Nesse enfoque, não existe interesse processual ponderável na ação declaratória incidental.
Seguindo essa linha de raciocínio, os festejados doutrinadores NELSON NERY JÚNIOR e ROSA MARIA ANDRADE NERY ensinam que: ” Existe interesse processual quando a parte tem necessidade de ir a juízo para alcançar a tutela pretendida e, ainda, quando essa tutela jurisdicional pode trazer-lhe alguma utilidade do ponto de vista prático.” (in, Código de Processo Civil Comentado, Ed.
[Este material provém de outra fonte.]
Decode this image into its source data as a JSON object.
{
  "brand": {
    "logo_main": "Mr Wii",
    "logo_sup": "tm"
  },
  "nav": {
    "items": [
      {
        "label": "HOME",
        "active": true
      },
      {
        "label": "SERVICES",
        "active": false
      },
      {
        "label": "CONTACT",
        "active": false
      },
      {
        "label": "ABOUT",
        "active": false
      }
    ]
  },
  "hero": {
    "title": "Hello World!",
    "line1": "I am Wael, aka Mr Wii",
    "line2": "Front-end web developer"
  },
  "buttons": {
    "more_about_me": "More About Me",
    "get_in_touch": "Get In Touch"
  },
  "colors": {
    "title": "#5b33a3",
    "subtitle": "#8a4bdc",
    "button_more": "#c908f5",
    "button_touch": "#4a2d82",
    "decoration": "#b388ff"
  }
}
RT, 3.ª ed., São Paulo-SP, 1997, pág. 532) ? grifo nosso
Terceiro, porque carece de legitimidade passiva.
Com base nos argumentos já dispendidos anteriormente e na própria relação jurídica existente entre ambas as partes, certamente que não existe a pertinência subjetiva no caso em questão.
Onde está a relação jurídica entre autora e demais empresas, das quais o seu marido não faz parte no quadro societário?
Qual o liame jurídico existente entre ambos, para se vincular as empresas em juízo (VARA DE FAMÍLIA), discutindo determinada matéria atinente a autora e seu marido ?
E, é exatamente neste ponto que o Poder Judiciário não pode ser conivente com determinadas condutas agressivas ao patrimônio particular dos jurisdicionados, devendo pronunciar-se imediatamente.
Quarto, porque inexiste litispendência, pressuposto essencial para o ajuizamento da ação declaratória incidental.
Outro requisito indispensável para a regular instauração da ação incidental é a existência da litispendência.
E, porque deve existir tal pressuposto.
Sua resposta é simples e lógica, haja vista que, se o objetivo da ação declaratória incidental é ampliar os limites objetivos da coisa julgada no processo principal, certo é que as partes envolvidas em determinada discussão judicial deverão ser as mesmas, sobre qual irá pesar a força da decisão judicial.
Assim, apenas autora e réu na ação de divórcio são partes legítimas para responder determinados questiúnculas processuais e materiais na declaratória incidental, máxime quando se trata de matérias atinentes ao direito de família, protegidos até mesmo pelo segredo de justiça, salvo melhor juízo.
Quinto, porque o juízo de família é incompetente para apreciar a matéria em questão, em âmbito incidental ou principal.
Uma vez que a autora insta demonstrar a “intenção fraudatória” do seu marido e demais parentes que integram o quadro societário de outras empresas, para que ele (marido) não figure como sócio, visando constituir um direito de propriedade sobre os bens de outrem, caracteriza a ação com uma causa de pedir e pedidos adeptos de uma ação de natureza jurídica constitutiva positiva, e não declaratória.
Simplesmente, a matéria a ser discutida é matéria atinente ao direito civil e não de direito de família.
Para tanto, a autora normalmente argumenta e sustenta a tese de que teria havido fraude, simulação entre o seu marido e demais parentes, onde os mesmos desviaram bens, os quais deveriam fazer parte integrante do acervo patrimonial do seu marido e, por conseguinte, integrar o montante total de bens destinados à divisão na ação de divórcio.
Entretanto, não se coadunam entre si tais feitos, um de matéria cível e outro de matéria de direito de família, onde os limites da lide são cercados por alguns requisitos, dos quais o sistema não permite ampliação.
E, frise-se que, a matéria discutida no processo principal e na presente ação, é diversa.
Portanto, em razão desses vários motivos, as discussões em torno da ação de divórcio se tornam tão tormentosas e desgastantes, ou seja, tudo gira em torno dos bens, do dinheiro que as partes e todo o ser humano sempre almeja. O que, na verdade, precisamos estar atentos é ao modo que olhamos e pensamos o Direito, como fonte de solução dos conflitos sociais ou como “fonte” de investigação e afronta a patrimônios alheios, por motivos transversos dos existentes na legislação pátria.
Ederson Ribas Basso e Silva
é advogado na cidade de Umuarama-PR.